References and Pointers, Part Two


Here’s a handy type I whipped up when I was translating some complex pointer-manipulation code from C to C#. It lets you make a safe “managed pointer” to the interior of an array. You get all the operations you can do on an unmanaged pointer: you can dereference it as an offset into an array, do addition and subtraction, compare two pointers for equality or inequality, and represent a null pointer.
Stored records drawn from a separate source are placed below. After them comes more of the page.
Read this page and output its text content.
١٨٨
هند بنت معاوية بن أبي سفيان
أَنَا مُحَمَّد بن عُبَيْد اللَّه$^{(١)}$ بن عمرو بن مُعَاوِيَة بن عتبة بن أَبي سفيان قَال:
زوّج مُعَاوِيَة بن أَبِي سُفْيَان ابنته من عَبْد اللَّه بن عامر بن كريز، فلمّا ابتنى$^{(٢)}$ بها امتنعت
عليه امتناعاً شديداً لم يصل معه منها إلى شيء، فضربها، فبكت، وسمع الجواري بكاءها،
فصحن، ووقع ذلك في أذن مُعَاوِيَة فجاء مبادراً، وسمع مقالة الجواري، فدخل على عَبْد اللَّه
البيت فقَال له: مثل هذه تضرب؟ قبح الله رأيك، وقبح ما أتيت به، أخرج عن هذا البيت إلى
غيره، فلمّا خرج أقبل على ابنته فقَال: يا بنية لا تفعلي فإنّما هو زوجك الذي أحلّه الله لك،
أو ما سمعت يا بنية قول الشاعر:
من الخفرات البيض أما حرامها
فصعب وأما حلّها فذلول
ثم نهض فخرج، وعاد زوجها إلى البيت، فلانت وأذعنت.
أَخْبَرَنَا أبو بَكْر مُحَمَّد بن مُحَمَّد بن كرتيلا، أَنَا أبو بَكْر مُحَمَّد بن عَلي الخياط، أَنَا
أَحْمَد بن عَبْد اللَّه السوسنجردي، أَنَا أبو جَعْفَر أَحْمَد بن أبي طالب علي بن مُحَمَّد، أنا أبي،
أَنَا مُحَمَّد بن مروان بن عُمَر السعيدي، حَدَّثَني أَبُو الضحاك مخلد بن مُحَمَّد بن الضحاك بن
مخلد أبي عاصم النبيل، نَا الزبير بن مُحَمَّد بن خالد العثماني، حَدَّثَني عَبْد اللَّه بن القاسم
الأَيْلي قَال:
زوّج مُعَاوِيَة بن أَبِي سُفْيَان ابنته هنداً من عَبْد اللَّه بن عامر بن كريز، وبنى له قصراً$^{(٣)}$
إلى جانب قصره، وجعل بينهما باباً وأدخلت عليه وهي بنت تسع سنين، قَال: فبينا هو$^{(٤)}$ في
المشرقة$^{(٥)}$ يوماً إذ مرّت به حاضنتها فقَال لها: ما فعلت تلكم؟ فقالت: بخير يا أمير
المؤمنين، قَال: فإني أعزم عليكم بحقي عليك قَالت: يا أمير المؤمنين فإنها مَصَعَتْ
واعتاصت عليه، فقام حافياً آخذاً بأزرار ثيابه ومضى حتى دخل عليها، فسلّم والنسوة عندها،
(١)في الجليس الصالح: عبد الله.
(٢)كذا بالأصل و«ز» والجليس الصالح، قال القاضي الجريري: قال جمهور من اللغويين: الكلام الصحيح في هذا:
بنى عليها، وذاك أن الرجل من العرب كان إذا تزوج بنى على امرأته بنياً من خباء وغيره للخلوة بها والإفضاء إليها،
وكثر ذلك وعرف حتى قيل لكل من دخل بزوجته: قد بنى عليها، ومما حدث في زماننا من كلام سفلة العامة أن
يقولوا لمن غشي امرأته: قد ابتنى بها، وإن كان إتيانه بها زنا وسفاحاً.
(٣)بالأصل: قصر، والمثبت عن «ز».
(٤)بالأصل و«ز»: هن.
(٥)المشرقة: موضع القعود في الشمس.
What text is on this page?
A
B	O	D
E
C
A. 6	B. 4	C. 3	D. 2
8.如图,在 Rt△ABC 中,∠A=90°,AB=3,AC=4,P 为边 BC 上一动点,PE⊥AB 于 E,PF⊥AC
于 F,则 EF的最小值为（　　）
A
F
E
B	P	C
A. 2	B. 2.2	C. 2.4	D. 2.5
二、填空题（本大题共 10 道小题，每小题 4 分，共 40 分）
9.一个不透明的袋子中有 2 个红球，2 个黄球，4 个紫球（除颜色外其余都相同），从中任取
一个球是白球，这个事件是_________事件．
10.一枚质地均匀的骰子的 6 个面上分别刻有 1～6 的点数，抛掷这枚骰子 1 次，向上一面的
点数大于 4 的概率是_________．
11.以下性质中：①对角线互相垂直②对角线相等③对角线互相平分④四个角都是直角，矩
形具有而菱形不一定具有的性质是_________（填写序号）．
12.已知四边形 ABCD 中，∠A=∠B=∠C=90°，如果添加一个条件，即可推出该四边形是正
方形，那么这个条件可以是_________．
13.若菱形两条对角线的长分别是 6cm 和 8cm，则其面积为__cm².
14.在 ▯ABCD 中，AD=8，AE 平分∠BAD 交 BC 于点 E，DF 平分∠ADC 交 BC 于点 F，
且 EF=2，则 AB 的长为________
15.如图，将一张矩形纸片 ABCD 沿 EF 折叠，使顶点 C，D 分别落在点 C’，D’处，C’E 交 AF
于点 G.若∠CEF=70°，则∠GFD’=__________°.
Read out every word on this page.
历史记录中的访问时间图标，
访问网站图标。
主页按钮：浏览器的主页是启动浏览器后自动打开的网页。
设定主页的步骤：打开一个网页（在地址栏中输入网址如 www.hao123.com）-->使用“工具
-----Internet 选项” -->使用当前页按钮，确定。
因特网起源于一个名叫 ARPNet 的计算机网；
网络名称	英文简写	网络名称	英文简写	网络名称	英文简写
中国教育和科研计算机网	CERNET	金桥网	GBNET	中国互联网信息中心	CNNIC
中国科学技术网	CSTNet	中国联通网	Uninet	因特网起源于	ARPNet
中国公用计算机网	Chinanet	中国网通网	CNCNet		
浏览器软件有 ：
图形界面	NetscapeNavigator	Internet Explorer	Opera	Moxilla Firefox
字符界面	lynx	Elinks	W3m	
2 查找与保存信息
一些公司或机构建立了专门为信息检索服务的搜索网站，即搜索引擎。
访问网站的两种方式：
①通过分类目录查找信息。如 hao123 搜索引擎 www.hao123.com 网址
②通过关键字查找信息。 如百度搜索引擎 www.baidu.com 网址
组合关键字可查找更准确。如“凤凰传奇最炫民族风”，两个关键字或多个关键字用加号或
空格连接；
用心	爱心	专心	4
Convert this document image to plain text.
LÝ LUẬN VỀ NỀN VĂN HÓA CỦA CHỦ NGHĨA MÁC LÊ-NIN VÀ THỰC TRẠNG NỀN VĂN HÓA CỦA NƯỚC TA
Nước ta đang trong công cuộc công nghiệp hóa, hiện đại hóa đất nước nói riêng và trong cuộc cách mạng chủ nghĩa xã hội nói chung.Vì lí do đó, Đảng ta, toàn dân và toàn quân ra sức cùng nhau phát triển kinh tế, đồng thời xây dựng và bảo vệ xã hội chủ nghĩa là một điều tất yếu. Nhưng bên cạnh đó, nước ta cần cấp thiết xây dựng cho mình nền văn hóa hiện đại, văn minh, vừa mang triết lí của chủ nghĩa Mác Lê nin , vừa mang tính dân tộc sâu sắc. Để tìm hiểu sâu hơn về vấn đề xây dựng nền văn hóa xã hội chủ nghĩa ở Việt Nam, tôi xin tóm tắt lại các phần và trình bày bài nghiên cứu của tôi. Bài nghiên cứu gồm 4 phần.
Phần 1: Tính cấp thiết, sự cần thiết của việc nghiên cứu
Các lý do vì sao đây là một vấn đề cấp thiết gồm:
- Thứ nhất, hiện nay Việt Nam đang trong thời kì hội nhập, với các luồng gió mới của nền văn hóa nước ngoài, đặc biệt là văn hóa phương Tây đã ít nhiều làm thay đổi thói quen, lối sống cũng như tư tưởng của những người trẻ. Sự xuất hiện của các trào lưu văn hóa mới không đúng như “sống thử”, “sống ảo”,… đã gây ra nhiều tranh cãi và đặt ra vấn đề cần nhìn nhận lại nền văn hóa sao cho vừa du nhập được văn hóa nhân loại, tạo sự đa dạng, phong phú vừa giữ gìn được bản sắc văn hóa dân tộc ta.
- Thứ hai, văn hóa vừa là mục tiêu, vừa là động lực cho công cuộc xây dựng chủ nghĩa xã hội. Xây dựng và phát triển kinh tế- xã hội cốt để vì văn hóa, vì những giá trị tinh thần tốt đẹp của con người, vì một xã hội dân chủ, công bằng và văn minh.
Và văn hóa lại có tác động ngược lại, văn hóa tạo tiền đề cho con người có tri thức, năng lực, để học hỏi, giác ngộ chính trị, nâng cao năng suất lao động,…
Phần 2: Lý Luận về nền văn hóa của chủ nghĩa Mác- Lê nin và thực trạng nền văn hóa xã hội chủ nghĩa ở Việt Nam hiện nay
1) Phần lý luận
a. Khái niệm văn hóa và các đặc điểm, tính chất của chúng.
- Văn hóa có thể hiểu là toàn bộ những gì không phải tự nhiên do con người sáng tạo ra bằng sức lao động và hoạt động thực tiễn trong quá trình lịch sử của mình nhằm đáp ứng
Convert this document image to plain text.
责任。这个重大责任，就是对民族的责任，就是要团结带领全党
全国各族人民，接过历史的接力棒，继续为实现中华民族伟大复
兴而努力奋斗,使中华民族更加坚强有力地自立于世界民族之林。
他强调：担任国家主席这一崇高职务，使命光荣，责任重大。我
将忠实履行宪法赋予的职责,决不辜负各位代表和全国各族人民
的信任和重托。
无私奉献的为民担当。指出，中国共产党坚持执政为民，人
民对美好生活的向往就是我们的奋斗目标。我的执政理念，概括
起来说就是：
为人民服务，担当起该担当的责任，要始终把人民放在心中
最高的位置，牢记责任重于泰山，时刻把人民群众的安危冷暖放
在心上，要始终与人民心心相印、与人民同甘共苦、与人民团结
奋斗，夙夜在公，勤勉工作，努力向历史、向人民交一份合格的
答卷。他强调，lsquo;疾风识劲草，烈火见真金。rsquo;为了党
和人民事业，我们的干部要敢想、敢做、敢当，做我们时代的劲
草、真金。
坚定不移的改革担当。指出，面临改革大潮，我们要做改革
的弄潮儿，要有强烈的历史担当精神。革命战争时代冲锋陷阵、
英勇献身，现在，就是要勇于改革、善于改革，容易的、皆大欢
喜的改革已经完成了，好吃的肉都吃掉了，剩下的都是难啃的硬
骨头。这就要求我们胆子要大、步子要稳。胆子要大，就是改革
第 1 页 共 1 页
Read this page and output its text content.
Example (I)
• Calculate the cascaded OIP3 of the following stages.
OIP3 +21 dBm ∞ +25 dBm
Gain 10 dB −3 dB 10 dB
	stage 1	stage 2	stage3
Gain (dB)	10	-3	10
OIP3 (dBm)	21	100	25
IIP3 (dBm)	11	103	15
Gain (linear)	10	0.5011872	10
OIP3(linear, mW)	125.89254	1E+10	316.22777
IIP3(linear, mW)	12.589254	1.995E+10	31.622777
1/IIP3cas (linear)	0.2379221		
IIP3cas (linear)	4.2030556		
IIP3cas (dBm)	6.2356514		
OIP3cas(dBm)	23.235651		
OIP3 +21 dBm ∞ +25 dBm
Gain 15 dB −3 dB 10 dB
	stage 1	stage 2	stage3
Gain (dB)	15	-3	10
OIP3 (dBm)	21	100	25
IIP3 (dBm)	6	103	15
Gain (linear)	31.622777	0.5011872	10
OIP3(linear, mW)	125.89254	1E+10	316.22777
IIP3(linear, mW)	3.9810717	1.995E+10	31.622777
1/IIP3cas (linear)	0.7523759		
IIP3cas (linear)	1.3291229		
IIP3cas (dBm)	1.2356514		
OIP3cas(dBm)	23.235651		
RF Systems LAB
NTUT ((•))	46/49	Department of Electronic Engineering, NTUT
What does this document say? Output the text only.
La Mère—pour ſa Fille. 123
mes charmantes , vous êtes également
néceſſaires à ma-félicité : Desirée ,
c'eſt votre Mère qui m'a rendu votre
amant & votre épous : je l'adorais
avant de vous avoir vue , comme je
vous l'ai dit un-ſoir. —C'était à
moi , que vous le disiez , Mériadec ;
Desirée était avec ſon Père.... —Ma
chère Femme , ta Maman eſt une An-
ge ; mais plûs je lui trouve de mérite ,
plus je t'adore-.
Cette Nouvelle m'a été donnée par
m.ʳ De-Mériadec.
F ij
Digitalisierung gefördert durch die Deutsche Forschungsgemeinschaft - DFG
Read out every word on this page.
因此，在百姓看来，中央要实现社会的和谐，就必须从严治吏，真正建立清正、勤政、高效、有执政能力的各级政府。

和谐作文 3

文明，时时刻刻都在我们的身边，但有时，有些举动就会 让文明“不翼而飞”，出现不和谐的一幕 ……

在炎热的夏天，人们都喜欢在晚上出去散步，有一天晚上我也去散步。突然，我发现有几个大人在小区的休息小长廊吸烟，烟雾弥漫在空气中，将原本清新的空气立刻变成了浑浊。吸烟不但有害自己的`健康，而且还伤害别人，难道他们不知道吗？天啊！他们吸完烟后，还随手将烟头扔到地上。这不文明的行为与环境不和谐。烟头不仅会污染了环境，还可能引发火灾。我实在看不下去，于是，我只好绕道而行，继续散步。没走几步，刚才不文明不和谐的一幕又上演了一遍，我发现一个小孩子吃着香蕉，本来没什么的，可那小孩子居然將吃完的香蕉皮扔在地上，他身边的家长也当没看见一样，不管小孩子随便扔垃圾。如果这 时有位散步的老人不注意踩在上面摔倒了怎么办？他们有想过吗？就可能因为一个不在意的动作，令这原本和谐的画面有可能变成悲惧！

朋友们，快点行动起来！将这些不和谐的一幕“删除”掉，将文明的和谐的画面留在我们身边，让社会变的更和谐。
But unlike the corresponding unsafe code, this code doesn’t mess up the garbage collector and will assert if you do something foolish, like try to compare two pointers that are interior to different arrays. (*) Enjoy!

internal struct ArrayPtr<T>
{
  public static ArrayPtr<T> Null { get { return default(ArrayPtr<T>); } }
  private readonly T[] source;
  private readonly int index;

  private ArrayPtr(ArrayPtr<T> old, int delta)
  {
    this.source = old.source;
    this.index = old.index + delta;
    Debug.Assert(index >= 0);
    Debug.Assert(index == 0 || this.source != null && index < this.source.Length);
  }

  public ArrayPtr(T[] source)
  {
    this.source = source;
    index = 0;
  }

  public bool IsNull()
  {
    return this.source == null;
  }

  public static bool operator <(ArrayPtr<T> a, ArrayPtr<T> b)
  {
    Debug.Assert(Object.ReferenceEquals(a.source, b.source));
    return a.index < b.index;
  }
       
  public static bool operator >(ArrayPtr<T> a, ArrayPtr<T> b)
  {
    Debug.Assert(Object.ReferenceEquals(a.source, b.source));
    return a.index > b.index;
  }
       
  public static bool operator <=(ArrayPtr<T> a, ArrayPtr<T> b)
  {
    Debug.Assert(Object.ReferenceEquals(a.source, b.source));
    return a.index <= b.index;
  }
       
  public static bool operator >=(ArrayPtr<T> a, ArrayPtr<T> b)
  {
    Debug.Assert(Object.ReferenceEquals(a.source, b.source));
    return a.index >= b.index;
  }
      
  public static int operator -(ArrayPtr<T> a, ArrayPtr<T> b)
  {
    Debug.Assert(Object.ReferenceEquals(a.source, b.source));
    return a.index – b.index;
  }
       
  public static ArrayPtr<T> operator +(ArrayPtr<T> a, int count)
  {
    return new ArrayPtr<T>(a, +count);
  }
       
  public static ArrayPtr<T> operator -(ArrayPtr<T> a, int count)
  {
    return new ArrayPtr<T>(a, -count);
  }
       
  public static ArrayPtr<T> operator ++(ArrayPtr<T> a)
  {
    return a + 1;
  }
     
  public static ArrayPtr<T> operator –(ArrayPtr<T> a)
  {
    return a – 1;
  }

  public static implicit operator ArrayPtr<T>(T[] x)
  {
    return new ArrayPtr<T>(x);
  }

  public static bool operator ==(ArrayPtr<T> x, ArrayPtr<T> y)
  {
    return x.source == y.source && x.index == y.index;
  }

  public static bool operator !=(ArrayPtr<T> x, ArrayPtr<T> y)
  {
    return !(x == y);
  }

  public override bool Equals(object x)
  {
    if (x == null) return this.source == null;
    var ptr = x as ArrayPtr<T>?;
    if (!ptr.HasValue) return false;
    return this == ptr.Value;
  }

  public override int GetHashCode()
  {
    unchecked
    {
      int hash = this.source == null ? 0 : this.source.GetHashCode();
      return hash + this.index;
    }
  }

  public T this[int index]
  {
    get { return source[index + this.index]; }
    set { source[index + this.index] = value; }
  }
}

Now we can do stuff like:

double[] arr = new double[10];
var p0 = (ArrayPtr<double>)arr;
var p5 = p0 + 5;
p5[0] = 123.4; // sets arr[5] to 123.4
var p7 = p0 + 7;
int diff = p7 – p5; // 2

Pretty neat, eh?

UPDATE:

A number of people in the comments have asked why the code disallows a pointer “past the end” of the array. In fact the original C code that I was porting did use an invalid “marker” value as the “end of array” marker, and the code did thereby manipulate pointers “past the end” of the array. The original version of the ArrayPtr class that I actually used in the port to C# supported having a pointer one past the end of the array, and threw an exception if you ever tried to dereference it. I thought this detail was distracting from the point of the article so I eliminated the feature from the C# code before I posted it. Perhaps that was a premature optimization.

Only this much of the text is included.